【ハーレクイン豆知識:ラブシーンのお作法】
実はハーレクイン社には、ハーレクイン作品の表現ルールが記された、言うなれば“秘伝の書”が存在しています。その書には、ロマンチックなラブシーンに仕上げるためのポイントが網羅され、NGワード等も細かく設定されているのだとか。官能的でありながらも女性を不快にさせないように、細心の注意が払われているのです。
【作品紹介】
ロンドンで教師をしているケイトは故郷に向かっていた。 傍らにいる最愛の娘は目的地に着くのが待ちきれない様子だ。 18歳のとき、私も娘のように旅の終わりを切望していた。 愛する人に裏切られ、身ごもっていることを告げられぬまま、 ひとりぼっちで故郷をあとにしたときのことだ。 今回の帰郷は、そのとき以来こじれてしまった 両親との関係を修復するためのもの。 しかし、そこで待っていたのは年老いた両親だけでなく、 娘と同じ黒髪を持つサイラスとの11年ぶりの再会だった。
「僕のなんだって?」
年月がたったいまも、まだ嘘をつき通すつもり?そんなことをしてなんになるの?ケイトは腹立たしかった。
「私が何を言っているのかおわかりでしょう?とぼけるのはやめてちょうだい。
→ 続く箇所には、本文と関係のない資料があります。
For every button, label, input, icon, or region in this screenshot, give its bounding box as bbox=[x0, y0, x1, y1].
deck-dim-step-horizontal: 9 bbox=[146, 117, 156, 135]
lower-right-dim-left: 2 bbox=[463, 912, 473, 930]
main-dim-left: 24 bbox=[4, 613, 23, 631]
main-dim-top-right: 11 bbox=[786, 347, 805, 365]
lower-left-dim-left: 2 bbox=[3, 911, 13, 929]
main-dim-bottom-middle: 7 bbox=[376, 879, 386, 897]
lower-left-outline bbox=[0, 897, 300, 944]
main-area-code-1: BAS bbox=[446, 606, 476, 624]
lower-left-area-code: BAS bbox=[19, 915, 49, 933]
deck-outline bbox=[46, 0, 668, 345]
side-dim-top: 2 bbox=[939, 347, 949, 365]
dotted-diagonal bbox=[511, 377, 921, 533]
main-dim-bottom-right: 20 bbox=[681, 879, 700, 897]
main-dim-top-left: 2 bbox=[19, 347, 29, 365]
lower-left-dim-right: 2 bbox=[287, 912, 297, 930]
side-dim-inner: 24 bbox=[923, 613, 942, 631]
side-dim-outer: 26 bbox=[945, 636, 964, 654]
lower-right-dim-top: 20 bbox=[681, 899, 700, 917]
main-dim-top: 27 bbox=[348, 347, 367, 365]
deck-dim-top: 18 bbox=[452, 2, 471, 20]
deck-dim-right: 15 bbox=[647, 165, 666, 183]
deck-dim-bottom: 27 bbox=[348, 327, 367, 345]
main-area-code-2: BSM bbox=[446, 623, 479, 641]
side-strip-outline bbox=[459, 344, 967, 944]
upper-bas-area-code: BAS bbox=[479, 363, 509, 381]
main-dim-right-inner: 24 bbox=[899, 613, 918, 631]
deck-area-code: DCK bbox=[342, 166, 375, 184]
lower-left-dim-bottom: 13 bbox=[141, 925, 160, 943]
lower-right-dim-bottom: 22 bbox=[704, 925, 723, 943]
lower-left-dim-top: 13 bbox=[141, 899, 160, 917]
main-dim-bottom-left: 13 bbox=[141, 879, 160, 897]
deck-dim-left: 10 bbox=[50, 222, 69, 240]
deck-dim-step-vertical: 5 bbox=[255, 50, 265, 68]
あなたは奥様を失ったかもしれないわ。でも……」
「奥さんって、なんのことだ?僕には妻などいない」
「嘘を言わないで。昔は私も愚かだったから、あなたのその言葉を信じたわ。でも、いまは違う。私はあなたが彼女と一緒のところを見たの。あなたが彼女に話しているのを聞いたわ。子供たちがあなたのことを恋しがっていると彼女が言ったのを、この耳で聞いたわ。あなたが彼女にキスしているところをちゃんとこの目で……」
沈黙が永久に続くかのように思えた。ケイトは緊張のあまり震え、吐き気を催してきた。サイラスと妻が一緒のところを見たと話しているだけで、あの場面が鮮やかによみがえり、サイラスに欺かれたと知った時の不信感と絶望を再び味わっているような錯覚に陥った。
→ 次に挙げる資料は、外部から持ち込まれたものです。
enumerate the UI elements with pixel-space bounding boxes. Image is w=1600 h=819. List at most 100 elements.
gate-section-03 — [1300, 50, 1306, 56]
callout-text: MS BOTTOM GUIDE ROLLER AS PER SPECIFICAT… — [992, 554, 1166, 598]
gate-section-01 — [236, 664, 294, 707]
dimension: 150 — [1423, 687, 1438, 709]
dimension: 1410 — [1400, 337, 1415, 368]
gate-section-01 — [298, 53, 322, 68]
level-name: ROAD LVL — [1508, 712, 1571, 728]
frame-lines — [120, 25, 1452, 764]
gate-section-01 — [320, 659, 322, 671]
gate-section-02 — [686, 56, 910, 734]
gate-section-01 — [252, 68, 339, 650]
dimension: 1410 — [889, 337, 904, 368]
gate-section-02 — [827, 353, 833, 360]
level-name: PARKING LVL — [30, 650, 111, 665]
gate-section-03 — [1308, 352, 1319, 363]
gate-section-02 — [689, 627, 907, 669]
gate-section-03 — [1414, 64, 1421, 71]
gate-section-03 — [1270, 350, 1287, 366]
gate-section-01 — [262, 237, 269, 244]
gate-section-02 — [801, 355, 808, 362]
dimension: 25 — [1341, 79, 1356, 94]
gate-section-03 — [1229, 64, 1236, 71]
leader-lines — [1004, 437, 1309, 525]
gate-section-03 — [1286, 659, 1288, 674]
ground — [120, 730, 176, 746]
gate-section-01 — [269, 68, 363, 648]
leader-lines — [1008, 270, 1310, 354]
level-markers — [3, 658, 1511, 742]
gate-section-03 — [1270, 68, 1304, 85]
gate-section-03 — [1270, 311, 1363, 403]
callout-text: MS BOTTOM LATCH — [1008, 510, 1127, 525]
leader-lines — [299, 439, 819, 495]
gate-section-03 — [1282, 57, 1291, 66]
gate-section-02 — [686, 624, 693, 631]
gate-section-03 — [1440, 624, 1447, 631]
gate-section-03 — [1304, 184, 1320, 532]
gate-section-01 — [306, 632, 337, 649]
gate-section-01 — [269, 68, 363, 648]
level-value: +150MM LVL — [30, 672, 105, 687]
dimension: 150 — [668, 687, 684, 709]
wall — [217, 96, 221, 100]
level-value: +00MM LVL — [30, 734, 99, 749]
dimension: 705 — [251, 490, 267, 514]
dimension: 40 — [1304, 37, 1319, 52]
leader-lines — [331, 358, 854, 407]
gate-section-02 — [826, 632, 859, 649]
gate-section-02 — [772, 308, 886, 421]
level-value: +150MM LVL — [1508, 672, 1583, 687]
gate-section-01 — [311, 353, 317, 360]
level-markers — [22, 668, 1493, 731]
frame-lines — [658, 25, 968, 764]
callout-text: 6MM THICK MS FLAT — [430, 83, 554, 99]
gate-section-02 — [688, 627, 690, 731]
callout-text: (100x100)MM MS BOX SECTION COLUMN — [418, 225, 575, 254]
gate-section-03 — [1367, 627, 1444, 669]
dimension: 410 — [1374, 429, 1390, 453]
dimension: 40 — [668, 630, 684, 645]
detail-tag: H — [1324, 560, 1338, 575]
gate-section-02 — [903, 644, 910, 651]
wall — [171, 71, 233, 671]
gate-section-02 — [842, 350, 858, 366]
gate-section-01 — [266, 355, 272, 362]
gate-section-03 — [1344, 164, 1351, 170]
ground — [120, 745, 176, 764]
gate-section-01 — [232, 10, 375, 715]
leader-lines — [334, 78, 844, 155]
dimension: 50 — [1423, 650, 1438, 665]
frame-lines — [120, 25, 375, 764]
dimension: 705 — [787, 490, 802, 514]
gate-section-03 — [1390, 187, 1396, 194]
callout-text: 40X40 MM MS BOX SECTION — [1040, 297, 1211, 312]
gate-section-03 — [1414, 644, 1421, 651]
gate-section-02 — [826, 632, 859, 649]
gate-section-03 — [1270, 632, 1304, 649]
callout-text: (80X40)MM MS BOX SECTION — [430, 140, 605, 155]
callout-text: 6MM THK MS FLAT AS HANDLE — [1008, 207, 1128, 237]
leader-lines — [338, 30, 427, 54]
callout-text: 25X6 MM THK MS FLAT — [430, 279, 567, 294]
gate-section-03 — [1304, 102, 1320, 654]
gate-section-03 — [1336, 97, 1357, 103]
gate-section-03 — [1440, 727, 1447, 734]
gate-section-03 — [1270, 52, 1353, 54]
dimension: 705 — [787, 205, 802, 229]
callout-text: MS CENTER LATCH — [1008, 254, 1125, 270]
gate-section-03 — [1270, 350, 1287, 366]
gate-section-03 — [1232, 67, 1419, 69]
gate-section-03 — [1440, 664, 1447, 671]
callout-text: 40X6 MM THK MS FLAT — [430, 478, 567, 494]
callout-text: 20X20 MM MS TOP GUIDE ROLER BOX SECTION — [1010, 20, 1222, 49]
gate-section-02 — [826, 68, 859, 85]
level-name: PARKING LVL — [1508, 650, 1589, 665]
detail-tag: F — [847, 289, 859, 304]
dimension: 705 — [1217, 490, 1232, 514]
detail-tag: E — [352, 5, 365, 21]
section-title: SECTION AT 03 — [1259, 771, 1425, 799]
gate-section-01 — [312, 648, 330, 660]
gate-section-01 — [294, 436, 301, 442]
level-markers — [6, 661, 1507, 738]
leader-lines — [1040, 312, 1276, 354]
あの時と同じように、ケイトは腹部に手を当てた。サイラスと妻が一緒の場面を目撃する少し前から、ケイトはひょっとして妊娠したかもしれないと思っていたのだ。生理が数日遅れていた。なんでもないかもしれないと思いながらも、ケイトは不安だった。最初に愛し合ったあと、サイラスはこれ以上危険を冒してはならないと言い、ケイトは自分が避妊措置をするからと彼に告げた。だが、結局何もしなかった。サイラスと一緒にいたり彼のことを思って過ごしたりすることにすべての時間が費やされ、ほかのことを考える余裕がなかった。それに、若さゆえの気楽さで、その問題は心の隅に追いやってすっかり忘れていたのだ。
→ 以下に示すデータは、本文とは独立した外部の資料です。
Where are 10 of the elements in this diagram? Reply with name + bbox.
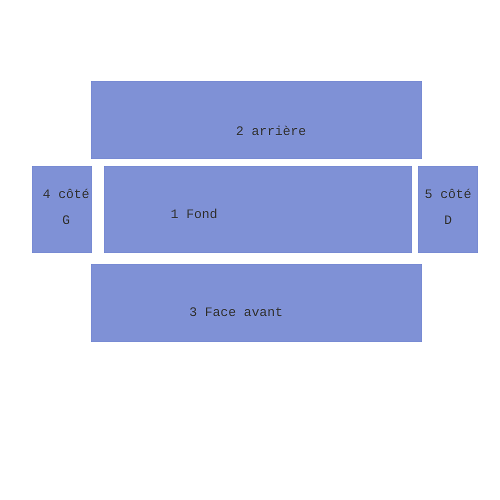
panel (104, 166, 412, 253)
panel-label: 3 Face avant (188, 304, 284, 322)
panel-label: 1 Fond (170, 206, 218, 224)
panel (91, 81, 422, 159)
panel (91, 264, 422, 342)
panel-label: 5 côté D (424, 186, 472, 230)
panel (32, 166, 92, 253)
panel-label: 4 côté G (42, 186, 90, 230)
panel (418, 166, 478, 253)
panel-label: 2 arrière (234, 123, 308, 141)
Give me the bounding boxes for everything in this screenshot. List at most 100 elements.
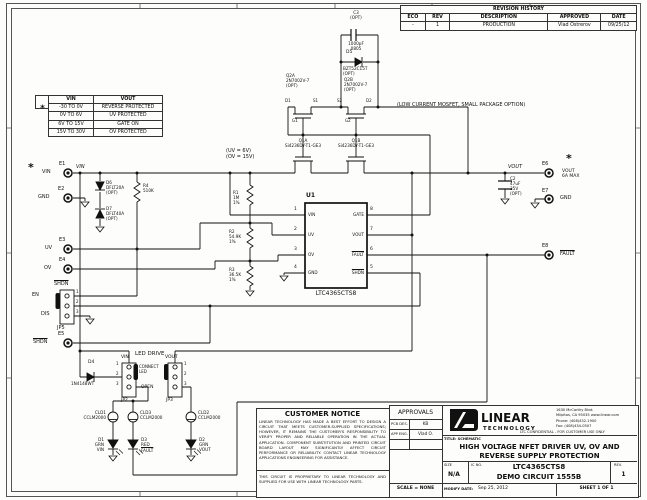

少なくとも、生理が遅れているとわかるまでは……。ひょっとしてサイラスの子供を身ごもっているかもしれない——そう思った時には、誇らしさを感じると同時に不安で押しつぶされそうになった。それとなく、子供のことを持ち出してみた。でも、サイラスは私が大学を卒業するのが先だと主張した。いまはいいが、将来きっと後悔するからと。私はできるだけ早く結婚したかったのに……。